Cylinder3D
Cylinder3D copied to clipboard
Any idea to make the inference faster ?
Really thanks for sharing this awesome code !
I'm really looking forward to do some experiments with this great model, but now I'm struggling with the run time.
In my environments with RTX 3090, only forward pass takes 80 ~ 90ms.
I want to make the entire process (pre-processing + forward pass + post-processing) within 100ms, which is the sampling rate of my LiDAR. (Under 80ms will be better for the margin.)
I can make some trials such as reducing the range and resolution of the point clouds to make pre/post processing faster.
But I'm not sure how to make the model forward pass faster.
Can you give me some advice ? Thanks !!
Hello @CCodie,
Can you share some details about how you managed to run this on an RTX 3090? Library versions, CUDA version, and so on. And did you make any changes to the code? I am trying to run this on an RTX 3060Ti but I can not get it to run with CUDA 10.2 and changing versions of the libraries seems to have been an issue for many people.
To make the forward pass faster, I guess you could try to reduce the size of the network and retrain it and see if you can keep a similar performance while being faster.

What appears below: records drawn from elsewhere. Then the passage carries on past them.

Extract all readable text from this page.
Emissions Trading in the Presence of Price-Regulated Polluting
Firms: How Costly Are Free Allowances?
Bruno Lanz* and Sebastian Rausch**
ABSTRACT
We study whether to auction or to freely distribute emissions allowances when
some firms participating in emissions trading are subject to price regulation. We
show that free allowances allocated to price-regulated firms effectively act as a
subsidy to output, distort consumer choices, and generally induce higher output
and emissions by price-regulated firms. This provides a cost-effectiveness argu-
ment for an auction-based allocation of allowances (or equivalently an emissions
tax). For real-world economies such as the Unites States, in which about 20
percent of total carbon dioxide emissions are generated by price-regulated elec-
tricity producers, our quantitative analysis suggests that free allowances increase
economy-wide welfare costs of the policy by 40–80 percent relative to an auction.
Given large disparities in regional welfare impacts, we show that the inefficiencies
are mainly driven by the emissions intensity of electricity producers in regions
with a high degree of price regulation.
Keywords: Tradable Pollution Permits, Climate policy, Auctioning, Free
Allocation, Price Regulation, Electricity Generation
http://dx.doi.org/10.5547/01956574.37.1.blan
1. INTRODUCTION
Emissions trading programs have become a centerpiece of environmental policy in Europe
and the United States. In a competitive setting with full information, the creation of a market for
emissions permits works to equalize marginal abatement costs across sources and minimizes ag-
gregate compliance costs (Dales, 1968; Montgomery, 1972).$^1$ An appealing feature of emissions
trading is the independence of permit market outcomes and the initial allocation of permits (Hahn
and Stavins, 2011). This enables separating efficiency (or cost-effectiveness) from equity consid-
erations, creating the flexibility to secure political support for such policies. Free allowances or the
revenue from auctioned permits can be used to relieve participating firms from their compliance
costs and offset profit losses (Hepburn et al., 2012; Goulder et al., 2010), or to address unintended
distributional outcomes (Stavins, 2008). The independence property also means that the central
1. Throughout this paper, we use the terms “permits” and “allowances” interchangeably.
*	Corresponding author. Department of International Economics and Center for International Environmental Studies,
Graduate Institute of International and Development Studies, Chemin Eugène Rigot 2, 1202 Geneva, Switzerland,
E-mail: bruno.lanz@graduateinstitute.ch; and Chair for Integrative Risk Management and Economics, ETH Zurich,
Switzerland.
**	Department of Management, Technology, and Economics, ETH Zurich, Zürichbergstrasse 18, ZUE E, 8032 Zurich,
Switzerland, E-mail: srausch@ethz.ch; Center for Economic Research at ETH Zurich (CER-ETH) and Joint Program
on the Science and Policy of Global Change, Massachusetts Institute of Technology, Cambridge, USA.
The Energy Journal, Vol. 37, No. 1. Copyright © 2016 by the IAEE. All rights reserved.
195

Hello @mpQuintana , Actually I wanted to ask that there's some configurations to easily reduce the size of the network, but thanks for your advice !
I'm developing under Ubuntu 20.04 / RTX 3090 / CUDA 11.1 and compatible version of PyTorch, torch-scatter. I remember that getting the proper version of spconv library was quite tricky. Like using spconv version 2.x.x and change some code to make it run, but it gave me totally different results. I solved that problem just using spconv 1.2.1 which is exact same version of Author used.
@CCodie unfortunately, spconv-v1.x is quite slow and deprecated. I have forked the project to implement the spconv-v2.1.x version (not tested yet with v2.2.x). At home, I am getting 2-3x speedup with an RTX3060, which will be even faster with spconv-v2.2.x
This repo also converts the tensortypes inside the training loop (not the dataloader) and calculated validation on cpu (without batch support). Speedups are possible there.